Nous décrivons maintenant les procédures qui permettent de réconcilier les estimations fondées sur un modèle au niveau de l’unité. L’objectif est d’obtenir des estimateurs sur petits domaines qui sont réconciliés à un estimateur direct à un niveau d’agrégation donné des petits domaines. Les estimateurs directs principalement utilisés par les organismes statistiques sont l’estimateur par la régression généralisée (GREG) décrit dans Särndal, Swensson et Wretman (1989) ou plus généralement l’estimateur par calage fondé sur les procédures décrites dans Deville et Särndal (1992). You et Rao (2002) ont élaboré un prédicteur pseudo-EBLUP (prédicteur YR) qui intègre des poids de sondage. Une propriété de cet estimateur est qu’il est autoréconcilié, c’est-à-dire que la somme des estimations sur petits domaines correspond à un estimateur ayant la même forme que l’estimateur GREG. Cependant, il ne s’agit pas d’un estimateur direct, car le vecteur de régression estimé faisant partie de cet estimateur témoigne de la structure des erreurs du modèle à erreurs emboîtées. En supposant que les taux d’échantillonnage sont négligeables, Stefan et Hidiroglou (2020) ont proposé plusieurs procédures pour assurer que les estimateurs EBLUP et pseudo-EBLUP soient réconciliés à l’estimateur GREG, étant donné que le modèle et l’estimateur GREG utilisaient tous deux le même vecteur de variables auxiliaires. Ugarte, Militino et Goicoa (2009) ont élaboré un estimateur EBLUP restreint pour un total de petits domaines satisfaisant la propriété de réconciliation à un estimateur synthétique.

Le présent document a pour objectif de comparer plusieurs estimateurs réconciliés d’une moyenne de petits domaines pour le modèle de base au niveau de l’unité lorsque les taux d’échantillonnage sont non négligeables. Nous comparons six estimateurs réconciliés : deux estimateurs réconciliés fondés sur les procédures proposées par Stefan et Hidiroglou (2020), deux estimateurs restreints fondés sur la procédure proposée par Ugarte et coll. (2009) et deux estimateurs par le ratio obtenus en multipliant les estimateurs EBLUP et YR de chaque petit domaine par un facteur d’ajustement commun.

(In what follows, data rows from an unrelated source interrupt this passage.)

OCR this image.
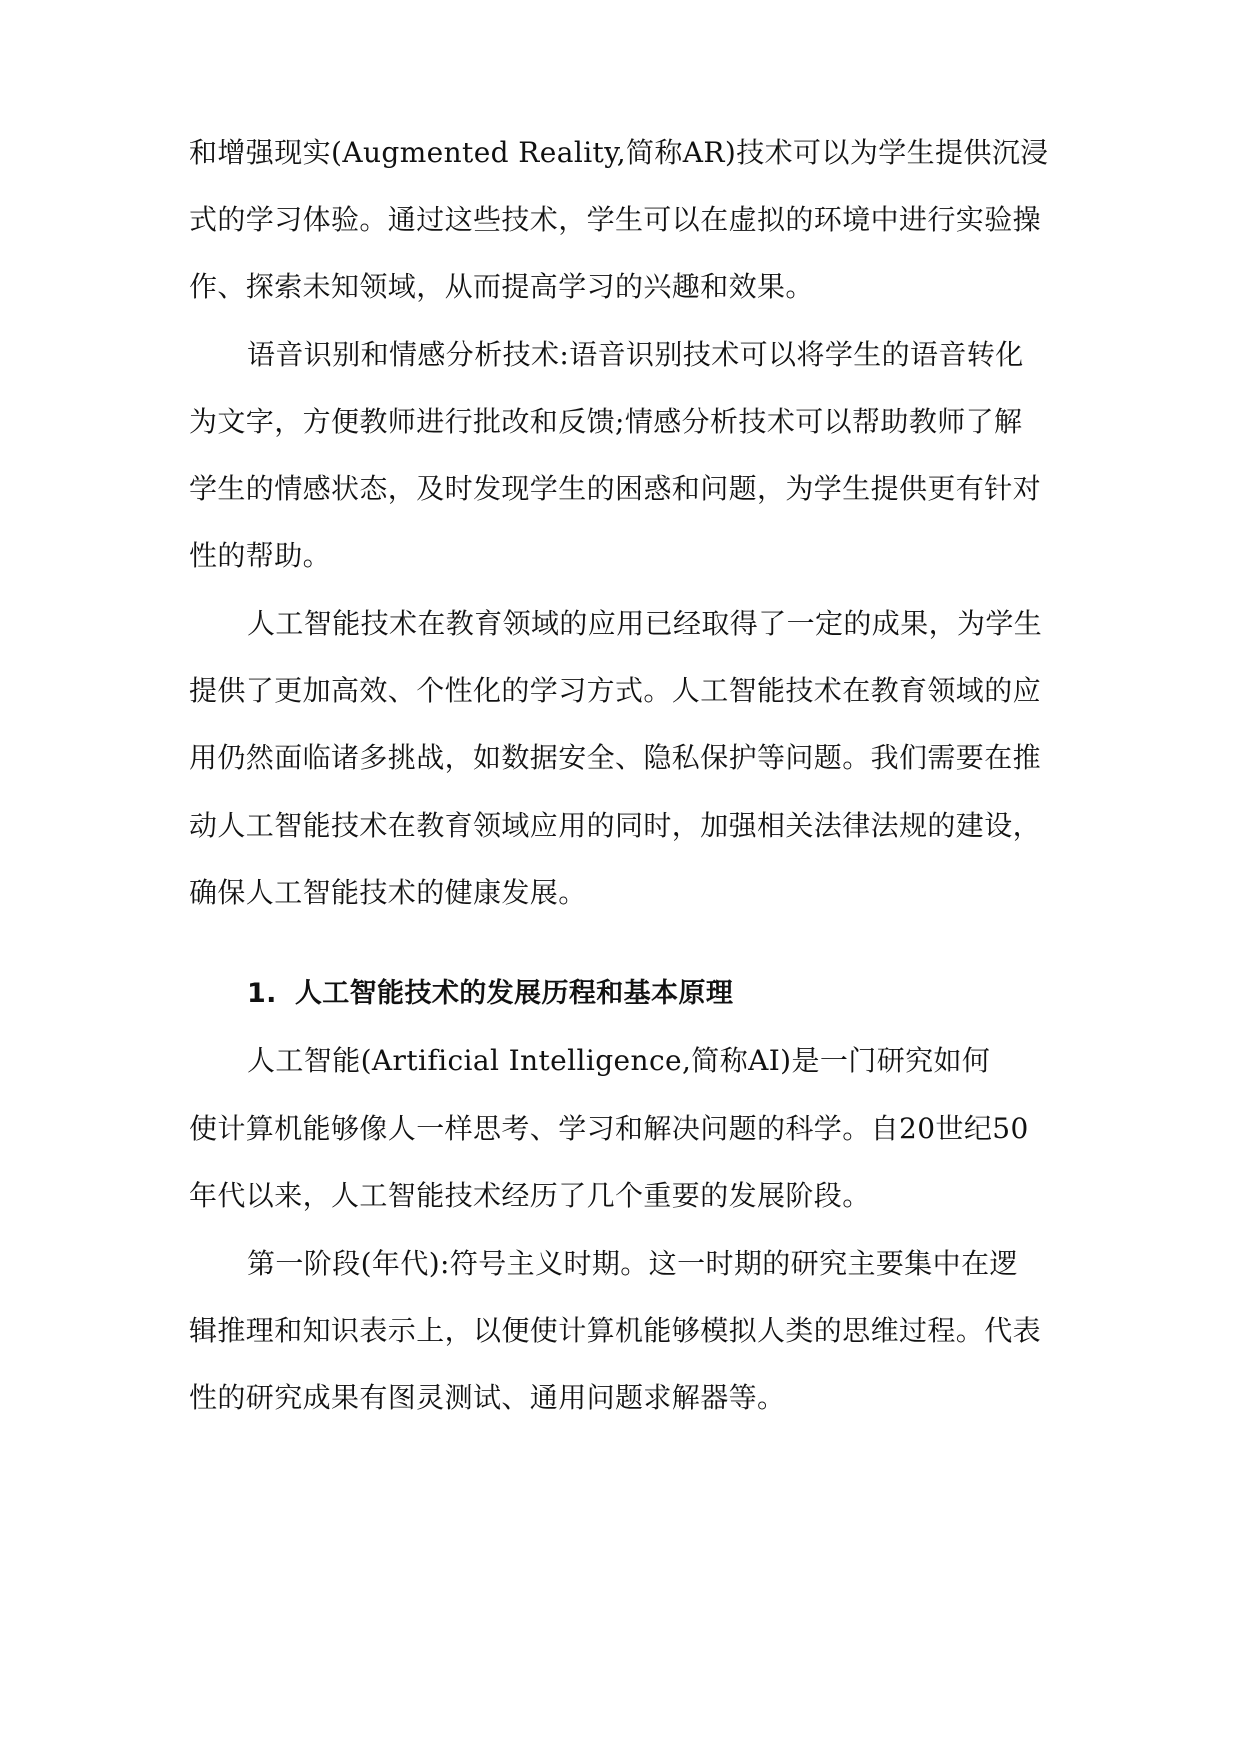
和增强现实(Augmented Reality,简称AR)技术可以为学生提供沉浸
式的学习体验。通过这些技术，学生可以在虚拟的环境中进行实验操
作、探索未知领域，从而提高学习的兴趣和效果。
语音识别和情感分析技术:语音识别技术可以将学生的语音转化
为文字，方便教师进行批改和反馈;情感分析技术可以帮助教师了解
学生的情感状态，及时发现学生的困惑和问题，为学生提供更有针对
性的帮助。
人工智能技术在教育领域的应用已经取得了一定的成果，为学生
提供了更加高效、个性化的学习方式。人工智能技术在教育领域的应
用仍然面临诸多挑战，如数据安全、隐私保护等问题。我们需要在推
动人工智能技术在教育领域应用的同时，加强相关法律法规的建设，
确保人工智能技术的健康发展。
1. 人工智能技术的发展历程和基本原理
人工智能(Artificial Intelligence,简称AI)是一门研究如何
使计算机能够像人一样思考、学习和解决问题的科学。自20世纪50
年代以来，人工智能技术经历了几个重要的发展阶段。
第一阶段(年代):符号主义时期。这一时期的研究主要集中在逻
辑推理和知识表示上，以便使计算机能够模拟人类的思维过程。代表
性的研究成果有图灵测试、通用问题求解器等。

Le document est structuré de la manière suivante. La section 2 présente un résumé des estimateurs EBLUP et pseudo-EBLUP sous le modèle de base au niveau de l’unité. La section 3 décrit les six estimateurs réconciliés. Les deux premiers estimateurs sont fondés sur des ajustements par le ratio simples. Ensuite, nous démontrons comment on peut adapter les deux procédures de réconciliation proposées par Stefan et Hidiroglou (2020) dans le cas de taux d’échantillonnage négligeables pour produire des estimateurs de la moyenne de petits domaines réconciliés lorsque les taux d’échantillonnage sont non négligeables. Enfin, nous décrivons l’estimateur EBLUP restreint d’Ugarte et coll. (2009) et nous proposons un pseudo-estimateur restreint qui est une variante de l’estimateur EBLUP restreint intégrant des poids de sondage. Nous proposons également une méthode utilisant le maximum de vraisemblance restreint reparamétré (MVREre) pour estimer les composantes de la variance. Cette méthode d’estimation est utile pour calculer des estimateurs EBLUP restreints de la moyenne de petits domaines, car elle permet d’obtenir des estimations des composantes de la variance strictement positives. La section 4 présente les résultats d’une simulation de Monte-Carlo fondée sur des ensembles de données générés, tandis que la section 5 présente les résultats d’une étude par simulations fondée sur un ensemble de données réel. Enfin, la section 6 présente quelques observations finales.